# Conjecture: "SST=SSR+SST does not imply y(x) is an optimal sLR-line" (sLR:=simple Linear Regression)

#### Hermann

##### New Member
Let y(x) = a + bx be a regression-line with a=intercept and b=slope, with b <> 0 then:
I can proof: y(x) is an optimal regression ==> SST = SSR + SSE (*)
Sketch of Proof: Proof that SST=SSR+SSE under the condition: y(x) is optimal <=> dR²/da=0 (1) and dR²/db=0 (2) for y(x).
(R² := 1 -SSE/SSR "R-Squared"). Then the conditions (1) and (2) let to an equation which proves (*)...

My idea: The proof of the above conjecture is “not easy” and maybe a little hard to understand. Easier would it be to construct a counterexample.
To construct a counterexample: define a Training Set TS= {observation-points}; a sLR-line which has condition (*), but is not an optimal sLR-line.

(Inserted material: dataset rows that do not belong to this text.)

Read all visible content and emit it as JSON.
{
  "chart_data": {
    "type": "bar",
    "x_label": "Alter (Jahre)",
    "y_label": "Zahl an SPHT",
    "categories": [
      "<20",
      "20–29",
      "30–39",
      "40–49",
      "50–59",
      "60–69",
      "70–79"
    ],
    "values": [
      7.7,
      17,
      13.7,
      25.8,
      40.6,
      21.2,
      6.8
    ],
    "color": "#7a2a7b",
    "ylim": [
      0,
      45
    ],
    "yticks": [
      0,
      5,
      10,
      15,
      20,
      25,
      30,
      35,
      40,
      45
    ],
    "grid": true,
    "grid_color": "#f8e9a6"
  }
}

My question: Exist an easy conterexample? Or any other ideas?

#### Hermann

##### New Member
Thanks. But this is the direction of the proof: (y(x) is an optimal SLR) ===> (SST = SSR + SSE) (in words: " the left statement implies the right statement". This is shown in your remark. I have seen this and it is clear for me (Thanks, for your confirmation!!!).
But, I am interested in the other direction. In words: "From (SSt = SSR + SSE) follows (y(x) is an optimal sLR). I think. this is wrong!! So for me, as long as I can not prove it, it is a conjecture. So I am looking for an easy counterexample to make a theorem out of this conjecture. Did you understand my problem? Did you think, I'm right with my conjecture? Or need you some more details? PS. Sorry, for my "poor" English, but I'm not a native English speaker.

#### fed2

##### Member
Im thinking this has the flavor of gauss-markov theorem. So if optimal is 'BLUE', then the least squares estimate, for which * holds is optimal when the data are homogenous variance. But it would be not true when the y are not homo-skedastic (scedastic?). so that's a counter example i reckon.

#### Dason

##### Ambassador to the humans
I think OP needs to define what they mean by 'optimal regression'

#### Hermann

##### New Member
An optimal simple Linear Regression line, is per Definition a line for which R² is maximal. R² := 1- SSE/SST (well known R-Square condition).

#### Dason

##### Ambassador to the humans
Ok. That is equivalent to what I would consider the more well known condition of minimizing SSE.

#### fed2

##### Member
my spider sense is telling me that this definition of optimality may be problematic? That is, doesn't it create an automatic tautology between optimality and least squares? ie you have defined optimality to be equivalent to least squares (if and only if)?

#### Hermann

##### New Member
Hello fed2: I use the notation "a line is an "optimal" simple Linear regression (sLF) - line if R² is maximal (which is the same as SSE is minimal). So this is just another formulation of the R² condition. I use the R² to calculate with the "Least Square Fit" method the parameters a, b of an optimal sLR-line y(x) = a +b*x (a=intercept and b = slope of the line).
So I think, I use the correct definitions... (guess there is not tautology..).
I can prove: (optimal sLR) ===> SST=SSR+SSE. My question/problem is: Is the other direction "<===" true or false. Did you understand? Who can answer the question? Any ideas?

#### fed2

##### Member
hmm maybe it isn't. I think the reverse implication you are referring to is essentially a statement of pythagoras' thrm

"If in a triangle the square on one of the sides equals the sum of the squares on the remaining two sides of the triangle, then the angle contained by the remaining two sides of the triangle is right."

try workin' that, should show that it always holds, or im wrong, one of those.